Time was slowly breaking him. He was experiencing, maybe for the first time in his life, what a clock feels like for parents.
For the following week’s Cub Scout meeting we rushed out again. I hadn’t really checked (too busy arranging the waiver claims for my fantasy football league. Yes IT IS important), but I assumed we were late. There was no reason for this assumption, just the sheer habit of it.
Out on the street, the too-thin lanes of our suburban-town streets were clogged. Dusk approached, dimming all attention. I opened the windows, breathed in the exhaust from a hundred car-fulls of people who were in the same emotional state. If I have communal experiences on a regular basis, it is in this type of traffic–slow, smoggy, crowded masses all hypnotized by the same stretch of road.
When we rounded the last turn, off a quiet, empty little street, we arrived to an empty parking lot.

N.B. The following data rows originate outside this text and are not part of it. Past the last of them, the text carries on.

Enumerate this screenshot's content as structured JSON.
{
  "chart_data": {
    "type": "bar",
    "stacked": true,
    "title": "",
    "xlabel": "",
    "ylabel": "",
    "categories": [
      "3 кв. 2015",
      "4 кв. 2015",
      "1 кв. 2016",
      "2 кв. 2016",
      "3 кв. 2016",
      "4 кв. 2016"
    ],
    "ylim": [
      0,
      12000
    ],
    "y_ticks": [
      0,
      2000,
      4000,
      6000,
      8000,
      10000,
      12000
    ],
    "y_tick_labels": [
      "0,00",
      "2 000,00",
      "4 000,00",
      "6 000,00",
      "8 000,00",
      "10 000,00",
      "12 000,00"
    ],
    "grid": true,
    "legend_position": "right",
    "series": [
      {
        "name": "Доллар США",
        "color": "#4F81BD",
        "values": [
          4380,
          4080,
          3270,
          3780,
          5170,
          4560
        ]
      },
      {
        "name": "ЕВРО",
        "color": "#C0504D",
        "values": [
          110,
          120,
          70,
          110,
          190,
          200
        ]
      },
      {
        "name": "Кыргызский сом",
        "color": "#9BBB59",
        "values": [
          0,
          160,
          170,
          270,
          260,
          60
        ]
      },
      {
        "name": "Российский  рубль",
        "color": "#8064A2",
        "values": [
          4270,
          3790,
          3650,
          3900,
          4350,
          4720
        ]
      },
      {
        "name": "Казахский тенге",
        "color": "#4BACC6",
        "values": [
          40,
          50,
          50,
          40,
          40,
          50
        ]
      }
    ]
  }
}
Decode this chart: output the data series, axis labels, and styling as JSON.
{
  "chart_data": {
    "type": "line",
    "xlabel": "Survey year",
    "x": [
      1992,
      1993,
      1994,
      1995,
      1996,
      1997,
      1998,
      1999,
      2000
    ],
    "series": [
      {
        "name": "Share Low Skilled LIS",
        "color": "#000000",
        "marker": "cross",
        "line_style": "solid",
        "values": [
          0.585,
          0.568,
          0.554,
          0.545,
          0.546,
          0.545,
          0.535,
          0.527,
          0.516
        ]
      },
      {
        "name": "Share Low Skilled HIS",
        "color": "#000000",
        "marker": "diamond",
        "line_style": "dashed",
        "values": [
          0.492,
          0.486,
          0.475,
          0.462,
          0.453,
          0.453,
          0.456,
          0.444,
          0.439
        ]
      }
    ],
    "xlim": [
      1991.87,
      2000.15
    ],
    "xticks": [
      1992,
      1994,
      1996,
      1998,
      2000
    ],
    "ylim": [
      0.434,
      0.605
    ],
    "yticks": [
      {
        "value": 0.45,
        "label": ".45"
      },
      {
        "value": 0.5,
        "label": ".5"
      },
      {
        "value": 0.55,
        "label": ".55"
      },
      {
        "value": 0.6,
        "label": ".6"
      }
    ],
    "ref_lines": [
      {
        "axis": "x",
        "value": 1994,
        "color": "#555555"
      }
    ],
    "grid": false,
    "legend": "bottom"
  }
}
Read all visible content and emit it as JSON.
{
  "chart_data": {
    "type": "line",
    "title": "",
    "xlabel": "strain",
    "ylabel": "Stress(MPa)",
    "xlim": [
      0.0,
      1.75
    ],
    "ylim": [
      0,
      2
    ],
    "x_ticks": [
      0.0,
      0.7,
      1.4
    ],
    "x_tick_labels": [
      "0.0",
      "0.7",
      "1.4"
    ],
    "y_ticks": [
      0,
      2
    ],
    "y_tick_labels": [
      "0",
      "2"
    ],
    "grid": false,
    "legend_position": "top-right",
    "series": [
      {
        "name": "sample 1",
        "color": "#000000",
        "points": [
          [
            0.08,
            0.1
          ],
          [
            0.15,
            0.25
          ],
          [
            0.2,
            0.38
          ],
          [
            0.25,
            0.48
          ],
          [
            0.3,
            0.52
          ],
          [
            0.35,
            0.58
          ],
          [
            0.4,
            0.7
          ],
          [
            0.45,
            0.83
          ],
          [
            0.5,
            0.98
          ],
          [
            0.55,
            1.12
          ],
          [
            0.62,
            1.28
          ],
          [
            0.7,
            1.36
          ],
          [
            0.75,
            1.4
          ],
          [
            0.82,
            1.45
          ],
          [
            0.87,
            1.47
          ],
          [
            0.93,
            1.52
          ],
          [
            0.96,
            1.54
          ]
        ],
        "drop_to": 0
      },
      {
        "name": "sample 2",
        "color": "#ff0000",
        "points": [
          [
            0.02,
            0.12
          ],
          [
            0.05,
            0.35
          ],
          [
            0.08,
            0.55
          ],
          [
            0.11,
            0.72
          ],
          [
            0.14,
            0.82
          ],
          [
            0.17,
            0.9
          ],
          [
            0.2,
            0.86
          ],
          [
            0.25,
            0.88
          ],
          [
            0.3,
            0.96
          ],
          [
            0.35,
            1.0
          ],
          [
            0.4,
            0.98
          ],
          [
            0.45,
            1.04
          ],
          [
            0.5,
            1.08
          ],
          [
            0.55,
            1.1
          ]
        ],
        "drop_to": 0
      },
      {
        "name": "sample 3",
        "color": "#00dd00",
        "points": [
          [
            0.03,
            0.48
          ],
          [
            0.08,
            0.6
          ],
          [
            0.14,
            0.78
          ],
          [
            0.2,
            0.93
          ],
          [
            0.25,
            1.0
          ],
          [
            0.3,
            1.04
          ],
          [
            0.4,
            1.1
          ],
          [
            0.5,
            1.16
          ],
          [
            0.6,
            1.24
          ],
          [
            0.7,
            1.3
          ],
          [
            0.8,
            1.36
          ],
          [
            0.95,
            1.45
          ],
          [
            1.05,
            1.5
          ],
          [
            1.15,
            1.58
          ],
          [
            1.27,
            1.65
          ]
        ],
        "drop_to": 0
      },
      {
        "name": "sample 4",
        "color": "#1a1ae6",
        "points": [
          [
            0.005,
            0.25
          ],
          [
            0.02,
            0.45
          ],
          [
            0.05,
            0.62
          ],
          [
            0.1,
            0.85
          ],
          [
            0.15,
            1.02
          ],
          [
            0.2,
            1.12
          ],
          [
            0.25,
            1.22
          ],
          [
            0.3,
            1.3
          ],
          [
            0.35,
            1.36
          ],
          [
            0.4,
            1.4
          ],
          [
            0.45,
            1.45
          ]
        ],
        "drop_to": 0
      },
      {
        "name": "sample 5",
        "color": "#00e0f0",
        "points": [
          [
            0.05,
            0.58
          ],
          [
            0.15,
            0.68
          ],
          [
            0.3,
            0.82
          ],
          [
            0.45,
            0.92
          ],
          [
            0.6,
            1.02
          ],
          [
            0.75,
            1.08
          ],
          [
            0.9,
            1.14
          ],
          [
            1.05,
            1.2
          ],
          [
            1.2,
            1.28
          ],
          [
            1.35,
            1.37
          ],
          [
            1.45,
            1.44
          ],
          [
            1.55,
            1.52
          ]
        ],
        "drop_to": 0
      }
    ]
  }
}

“Ah we late?,” asked Nehemiah.
Um, I replied.
Then I felt the panic again. But this time it was a sadder kind of panic. I panicked out of the realization that, now that the schedule was broken, I didn’t know what to do with my son.
There’s a baseball field behind the church where his pack meets. The sun was starting to set behind the forest that lined it. Though I’d been to the church a few times by then I’d never noticed the field, or the trees, or that the sun often set as we were arriving.
A little gloomy by now, I suggested, “Let’s just go over there, huh?”
I walked. He followed.
All the bases had been removed, maybe years ago, and grass stuck up like cow-licks through the dirt. The place felt lazy, neglected. The infield, I discovered, was covered in seashells, though there isn’t a beach for miles.
“This one looks like a ghost!” Nehemiah shouted, and held up a shell. “Look Dad!”
Then he held up another, then another. Then he pointed to a cloud, a tree, a gross and dangerous looking weed. Look Dad, look Dad, look Dad.
And he just kept going on like that, finding things. Because that’s what children do: they discover things. They do this, I think, not just because they have all the time in the world and know next to nothing, but also because they still think of the world around them as something that needs to be discovered.
That’s something to pause about. Once you start thinking of the world as something you don’t already know, time slows down. Encountering a place, any place, is like encountering a person who fascinates you. Someone you might love, if you had the time.
I always seem lately to be in a rush to get to places I don’t want to go. The clock makes me wretch and cough with panic.
Look Dad! Look Dad!
Well and just what the hell am I looking for these days? Or have I already discovered it all?